Water colors from Courtney Conlogue

Courtesy Courtney Conlogue

Courtney Conlogue, who spends two or three hours painting her surfboards, gravitates toward subjects that make her laugh.

Courtney Conlogue is blond and beautiful. She stands 5-feet-8 and often wears a neon-colored Billabong wetsuit. But the most stunning thing about her is what's tucked under her arm as she makes her way up the beach.

Splashed across her surfboard is a cool, colorful design painted by the 21-year-old herself. A passionate artist, Conlogue takes the art of surfing to a whole new level.

"I've always loved drawing since I was a little girl," said Conlogue, the third-ranked surfer in the world. "I picked it up from my mom, who is a very talented artist with an emphasis on pointillism."

Courtesy Courtney Conlogue

Courtney Conlogue will conclude her 2013 surfing season this week at the EDP Cascais Girls Pro in Portugal.

It was during her freshman year at Sage Hill High (Santa Ana, Calif.) when she was introduced to other mediums, including canvases and ceramics, and new tools to help expand her ideas and imagination. To support and encourage her out-of-the-water passion, her parents gave her an easel at age 16. Then they built her a 5-by-3-foot studio in their garage just two years ago while she was on tour.

"I love spending time in my little rectangular studio," said Conlogue, who prefers to work on big canvases with acrylic paints. After she learned the basics in school, she was then able to home in on her own personal aesthetics. She found herself gravitating toward the juxtaposition of light and dark colors as well as unconventional materials, such as cigar ashes, to add unique textures to her pieces. As she continued to find new ways to express her thoughts and ideas, she began craving more and more time in front of her easel.

"When everything is just so busy and I'm so stressed or if I just need a little 'me time' to just think and get away, I go to my studio, grab a blank canvas and my palette and start painting," said Conlogue, who will conclude her season this week in Portugal at the EDP Cascais Girls Pro. "It's a good healing technique."

Though she paints for herself, she's not one to keep her artwork private. In fact, her most visible pieces can be found right on her surfboards, which feature popular images such as Dr. Seuss characters Thing 1 and Thing 2 and minions from the animated film "Despicable Me 2."

"I painted my first surfboard when I was 11," said Conlogue, who will take two to three hours to paint her boards, then coat them with a protective polyurethane.

How does she choose her subjects?

"I put the minions on my board to make me laugh, which helps put my head in a different mind space. I want to keep things happy and light when I surf," she said.

Her favorite board at the moment is her tribute to the popular children's book "Oh, the Places You'll Go" by Dr. Seuss.

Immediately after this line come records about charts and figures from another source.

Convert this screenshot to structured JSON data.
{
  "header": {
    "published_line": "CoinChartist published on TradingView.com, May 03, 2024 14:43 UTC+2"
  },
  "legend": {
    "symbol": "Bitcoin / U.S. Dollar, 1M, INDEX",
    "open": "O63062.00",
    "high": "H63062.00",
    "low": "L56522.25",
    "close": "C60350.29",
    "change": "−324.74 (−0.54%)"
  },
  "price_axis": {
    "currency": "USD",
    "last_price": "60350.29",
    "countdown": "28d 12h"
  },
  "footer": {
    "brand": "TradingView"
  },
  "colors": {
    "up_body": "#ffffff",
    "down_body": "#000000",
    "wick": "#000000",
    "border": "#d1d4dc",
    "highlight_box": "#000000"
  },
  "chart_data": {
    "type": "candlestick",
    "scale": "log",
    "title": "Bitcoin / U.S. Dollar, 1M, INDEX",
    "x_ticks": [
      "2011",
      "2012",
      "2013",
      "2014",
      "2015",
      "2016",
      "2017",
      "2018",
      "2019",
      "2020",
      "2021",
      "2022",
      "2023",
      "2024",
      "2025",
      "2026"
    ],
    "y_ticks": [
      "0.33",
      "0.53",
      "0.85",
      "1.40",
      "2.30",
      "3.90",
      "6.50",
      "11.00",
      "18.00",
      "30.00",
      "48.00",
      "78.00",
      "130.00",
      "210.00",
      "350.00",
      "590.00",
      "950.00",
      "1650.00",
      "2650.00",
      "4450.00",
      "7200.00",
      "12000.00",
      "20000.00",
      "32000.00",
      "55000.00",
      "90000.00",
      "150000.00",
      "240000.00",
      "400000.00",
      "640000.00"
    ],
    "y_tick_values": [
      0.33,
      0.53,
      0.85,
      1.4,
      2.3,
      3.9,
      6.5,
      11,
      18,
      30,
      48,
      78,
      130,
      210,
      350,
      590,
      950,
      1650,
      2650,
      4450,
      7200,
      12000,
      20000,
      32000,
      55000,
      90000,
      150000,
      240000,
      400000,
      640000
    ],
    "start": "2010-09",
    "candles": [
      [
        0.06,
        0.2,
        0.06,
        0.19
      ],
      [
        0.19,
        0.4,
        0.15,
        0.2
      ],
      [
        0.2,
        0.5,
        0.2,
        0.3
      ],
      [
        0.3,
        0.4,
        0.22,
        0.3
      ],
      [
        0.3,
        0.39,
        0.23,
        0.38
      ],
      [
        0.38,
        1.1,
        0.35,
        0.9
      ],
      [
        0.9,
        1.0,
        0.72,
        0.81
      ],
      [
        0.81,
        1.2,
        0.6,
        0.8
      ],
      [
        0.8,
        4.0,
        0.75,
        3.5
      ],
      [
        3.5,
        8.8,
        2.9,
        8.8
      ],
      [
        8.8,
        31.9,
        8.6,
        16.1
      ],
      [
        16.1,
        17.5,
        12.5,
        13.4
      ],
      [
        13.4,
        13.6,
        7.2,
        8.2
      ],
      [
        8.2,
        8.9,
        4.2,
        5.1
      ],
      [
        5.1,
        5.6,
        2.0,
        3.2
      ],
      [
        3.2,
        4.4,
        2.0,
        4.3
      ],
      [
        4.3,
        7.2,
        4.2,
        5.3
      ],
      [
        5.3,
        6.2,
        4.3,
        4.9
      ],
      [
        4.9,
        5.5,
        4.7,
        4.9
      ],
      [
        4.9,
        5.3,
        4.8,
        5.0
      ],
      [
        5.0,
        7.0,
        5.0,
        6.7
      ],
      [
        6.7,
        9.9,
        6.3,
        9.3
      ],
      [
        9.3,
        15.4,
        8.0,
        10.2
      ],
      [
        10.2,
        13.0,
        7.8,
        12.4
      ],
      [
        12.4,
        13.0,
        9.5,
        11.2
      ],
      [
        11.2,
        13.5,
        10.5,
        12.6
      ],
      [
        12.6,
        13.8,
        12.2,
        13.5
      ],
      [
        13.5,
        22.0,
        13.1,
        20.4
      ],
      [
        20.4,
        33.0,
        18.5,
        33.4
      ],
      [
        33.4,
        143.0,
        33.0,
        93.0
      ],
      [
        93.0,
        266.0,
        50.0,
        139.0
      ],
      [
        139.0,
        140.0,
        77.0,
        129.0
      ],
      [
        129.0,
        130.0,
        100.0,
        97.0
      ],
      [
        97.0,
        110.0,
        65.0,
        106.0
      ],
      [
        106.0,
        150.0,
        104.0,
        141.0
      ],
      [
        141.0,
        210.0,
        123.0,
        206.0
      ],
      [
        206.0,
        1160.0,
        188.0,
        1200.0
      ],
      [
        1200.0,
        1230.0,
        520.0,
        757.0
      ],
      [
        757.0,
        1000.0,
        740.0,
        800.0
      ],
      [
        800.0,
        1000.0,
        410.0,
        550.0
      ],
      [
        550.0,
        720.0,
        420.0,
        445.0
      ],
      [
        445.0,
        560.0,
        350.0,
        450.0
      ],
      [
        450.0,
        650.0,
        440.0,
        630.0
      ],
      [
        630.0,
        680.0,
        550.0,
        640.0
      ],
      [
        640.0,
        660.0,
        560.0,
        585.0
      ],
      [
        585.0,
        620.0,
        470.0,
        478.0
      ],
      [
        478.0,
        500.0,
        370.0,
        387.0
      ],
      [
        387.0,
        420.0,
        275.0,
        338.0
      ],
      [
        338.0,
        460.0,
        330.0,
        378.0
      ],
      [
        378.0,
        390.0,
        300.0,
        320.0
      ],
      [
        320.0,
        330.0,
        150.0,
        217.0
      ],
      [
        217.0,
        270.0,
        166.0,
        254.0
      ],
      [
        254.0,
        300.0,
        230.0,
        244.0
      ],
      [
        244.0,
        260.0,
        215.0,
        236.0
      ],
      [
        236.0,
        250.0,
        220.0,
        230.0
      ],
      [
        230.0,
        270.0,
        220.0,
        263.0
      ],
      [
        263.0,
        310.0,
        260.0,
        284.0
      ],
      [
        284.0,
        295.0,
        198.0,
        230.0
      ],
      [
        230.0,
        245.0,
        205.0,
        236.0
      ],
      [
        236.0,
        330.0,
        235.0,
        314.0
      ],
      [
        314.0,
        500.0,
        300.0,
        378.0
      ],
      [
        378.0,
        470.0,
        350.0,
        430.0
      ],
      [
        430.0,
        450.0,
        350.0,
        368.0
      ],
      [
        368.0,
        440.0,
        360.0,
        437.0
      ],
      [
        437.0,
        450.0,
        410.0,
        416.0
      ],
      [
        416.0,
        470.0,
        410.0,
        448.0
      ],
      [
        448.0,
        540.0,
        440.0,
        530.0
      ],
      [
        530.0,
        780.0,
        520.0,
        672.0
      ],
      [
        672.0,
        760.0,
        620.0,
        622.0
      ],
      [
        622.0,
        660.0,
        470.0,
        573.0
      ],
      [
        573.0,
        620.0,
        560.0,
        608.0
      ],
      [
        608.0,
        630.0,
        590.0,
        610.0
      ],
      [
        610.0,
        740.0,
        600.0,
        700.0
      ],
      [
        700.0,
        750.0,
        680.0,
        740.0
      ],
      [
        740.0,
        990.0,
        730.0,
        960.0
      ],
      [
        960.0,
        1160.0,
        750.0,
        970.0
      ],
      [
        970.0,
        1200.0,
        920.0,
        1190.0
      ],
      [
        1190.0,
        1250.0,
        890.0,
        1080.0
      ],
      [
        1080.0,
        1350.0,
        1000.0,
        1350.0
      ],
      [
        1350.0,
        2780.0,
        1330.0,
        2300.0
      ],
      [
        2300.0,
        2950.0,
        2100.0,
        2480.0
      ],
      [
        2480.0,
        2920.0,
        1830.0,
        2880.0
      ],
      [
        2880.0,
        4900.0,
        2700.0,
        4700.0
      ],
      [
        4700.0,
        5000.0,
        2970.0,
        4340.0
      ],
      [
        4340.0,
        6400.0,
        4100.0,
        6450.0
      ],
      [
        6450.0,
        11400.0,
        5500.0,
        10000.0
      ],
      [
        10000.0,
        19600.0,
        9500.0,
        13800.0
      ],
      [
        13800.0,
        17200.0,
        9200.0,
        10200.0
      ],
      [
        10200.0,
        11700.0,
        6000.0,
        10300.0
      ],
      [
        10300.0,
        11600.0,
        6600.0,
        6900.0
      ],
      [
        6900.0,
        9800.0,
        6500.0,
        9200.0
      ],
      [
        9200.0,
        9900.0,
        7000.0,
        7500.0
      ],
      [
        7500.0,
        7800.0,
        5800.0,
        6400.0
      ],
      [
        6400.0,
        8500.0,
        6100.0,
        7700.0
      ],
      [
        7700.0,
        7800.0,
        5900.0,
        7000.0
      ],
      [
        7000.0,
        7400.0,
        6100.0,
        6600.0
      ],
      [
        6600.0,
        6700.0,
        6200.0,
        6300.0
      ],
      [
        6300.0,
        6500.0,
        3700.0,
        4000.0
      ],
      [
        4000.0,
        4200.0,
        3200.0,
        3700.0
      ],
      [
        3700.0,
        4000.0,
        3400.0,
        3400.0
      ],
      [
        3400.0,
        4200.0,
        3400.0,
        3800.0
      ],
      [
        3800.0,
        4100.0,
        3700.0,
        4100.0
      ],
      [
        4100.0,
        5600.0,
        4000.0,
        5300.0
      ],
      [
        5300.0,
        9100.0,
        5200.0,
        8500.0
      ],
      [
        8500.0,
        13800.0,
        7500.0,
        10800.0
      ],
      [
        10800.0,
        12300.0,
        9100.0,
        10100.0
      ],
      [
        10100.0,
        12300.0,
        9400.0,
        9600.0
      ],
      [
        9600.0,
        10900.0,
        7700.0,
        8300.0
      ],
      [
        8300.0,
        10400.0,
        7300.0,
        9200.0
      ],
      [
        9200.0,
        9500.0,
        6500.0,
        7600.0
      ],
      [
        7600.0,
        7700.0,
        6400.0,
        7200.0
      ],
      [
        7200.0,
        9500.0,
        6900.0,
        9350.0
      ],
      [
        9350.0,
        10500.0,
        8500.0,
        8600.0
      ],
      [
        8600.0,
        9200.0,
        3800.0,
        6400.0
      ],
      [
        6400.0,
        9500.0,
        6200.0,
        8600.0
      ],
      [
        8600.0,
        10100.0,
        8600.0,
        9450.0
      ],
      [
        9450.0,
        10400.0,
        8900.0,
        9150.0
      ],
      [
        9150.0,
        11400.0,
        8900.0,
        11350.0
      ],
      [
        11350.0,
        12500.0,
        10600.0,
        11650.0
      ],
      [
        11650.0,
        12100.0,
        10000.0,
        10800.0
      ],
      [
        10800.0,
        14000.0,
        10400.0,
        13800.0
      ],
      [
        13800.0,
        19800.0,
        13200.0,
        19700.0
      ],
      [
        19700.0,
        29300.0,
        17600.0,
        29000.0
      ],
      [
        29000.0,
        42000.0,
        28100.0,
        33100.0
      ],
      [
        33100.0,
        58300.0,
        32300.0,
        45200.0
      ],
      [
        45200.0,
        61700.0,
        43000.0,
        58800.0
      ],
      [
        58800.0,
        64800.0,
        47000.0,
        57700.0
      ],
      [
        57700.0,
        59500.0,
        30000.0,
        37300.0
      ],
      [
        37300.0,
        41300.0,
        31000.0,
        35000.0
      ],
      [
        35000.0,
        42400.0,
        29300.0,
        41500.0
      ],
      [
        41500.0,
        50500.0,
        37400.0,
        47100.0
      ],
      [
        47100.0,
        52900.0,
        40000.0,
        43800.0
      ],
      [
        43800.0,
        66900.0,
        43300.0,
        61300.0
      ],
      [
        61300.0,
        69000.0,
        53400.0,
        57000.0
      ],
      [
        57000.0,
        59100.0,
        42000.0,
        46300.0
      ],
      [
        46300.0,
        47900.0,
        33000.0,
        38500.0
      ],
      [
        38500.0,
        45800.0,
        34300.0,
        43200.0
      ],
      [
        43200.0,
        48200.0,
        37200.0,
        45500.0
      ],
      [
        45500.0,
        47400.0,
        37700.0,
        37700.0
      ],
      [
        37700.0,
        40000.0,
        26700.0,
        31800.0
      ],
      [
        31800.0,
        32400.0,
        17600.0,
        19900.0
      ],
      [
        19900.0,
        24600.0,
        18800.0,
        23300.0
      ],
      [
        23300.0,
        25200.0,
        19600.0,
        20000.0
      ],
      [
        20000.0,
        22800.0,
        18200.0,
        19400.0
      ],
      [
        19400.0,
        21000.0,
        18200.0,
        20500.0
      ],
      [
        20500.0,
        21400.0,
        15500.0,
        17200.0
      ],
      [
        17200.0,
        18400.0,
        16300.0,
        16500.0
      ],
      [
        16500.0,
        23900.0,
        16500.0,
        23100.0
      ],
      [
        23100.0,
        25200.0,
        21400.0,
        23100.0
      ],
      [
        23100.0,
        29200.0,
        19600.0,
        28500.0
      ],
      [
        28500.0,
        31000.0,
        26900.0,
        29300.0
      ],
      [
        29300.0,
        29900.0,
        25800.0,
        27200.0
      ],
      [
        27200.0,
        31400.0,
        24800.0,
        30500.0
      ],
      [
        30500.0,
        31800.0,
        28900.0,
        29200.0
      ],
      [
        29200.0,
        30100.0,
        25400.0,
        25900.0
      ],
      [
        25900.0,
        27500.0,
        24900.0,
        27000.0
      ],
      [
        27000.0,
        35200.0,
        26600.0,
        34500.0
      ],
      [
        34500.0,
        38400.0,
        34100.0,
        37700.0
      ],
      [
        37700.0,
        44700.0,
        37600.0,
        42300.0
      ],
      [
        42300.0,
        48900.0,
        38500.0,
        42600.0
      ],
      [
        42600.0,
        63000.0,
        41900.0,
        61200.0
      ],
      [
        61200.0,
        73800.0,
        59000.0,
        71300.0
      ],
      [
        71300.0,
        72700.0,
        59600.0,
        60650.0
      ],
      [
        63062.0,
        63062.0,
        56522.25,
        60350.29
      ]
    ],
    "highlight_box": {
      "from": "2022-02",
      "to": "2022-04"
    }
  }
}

"That board has traveled with me around the globe. It's such a great representation of what I'm doing and where I'm going," she said.

Taking notice of her "other" talent, her surf sponsor Swatch approached her in 2011 to design a watch for their 2012 summer sports collection.

"When they asked me, I was bouncing out of my skin, I was so excited to have this opportunity," Conlogue said of the Wonder Drift watch she created for the brand. "With this watch, I decided to sketch something that combined both the natural elements of what I do, specifically the sand, and the vibrant, neon colors that I love. It was so awesome to work on something like this. I hope to do more."

The experience has opened her eyes to a new potential passion for fashion design. Since it's hard for her to paint while on the road, she now finds herself sketching in her Strathmore notebook dresses, pants and more watch ideas. Like with surfing, she lets waves of inspiration take her where they will.

"Surfing and creating art are so similar -- there's strategy and adaptation," she said. "Being able to acclimate to change is so important. You have your A plan, B plan and C plan, but then you have your instinct and sometimes that's the way you have to go when you're surfing and painting."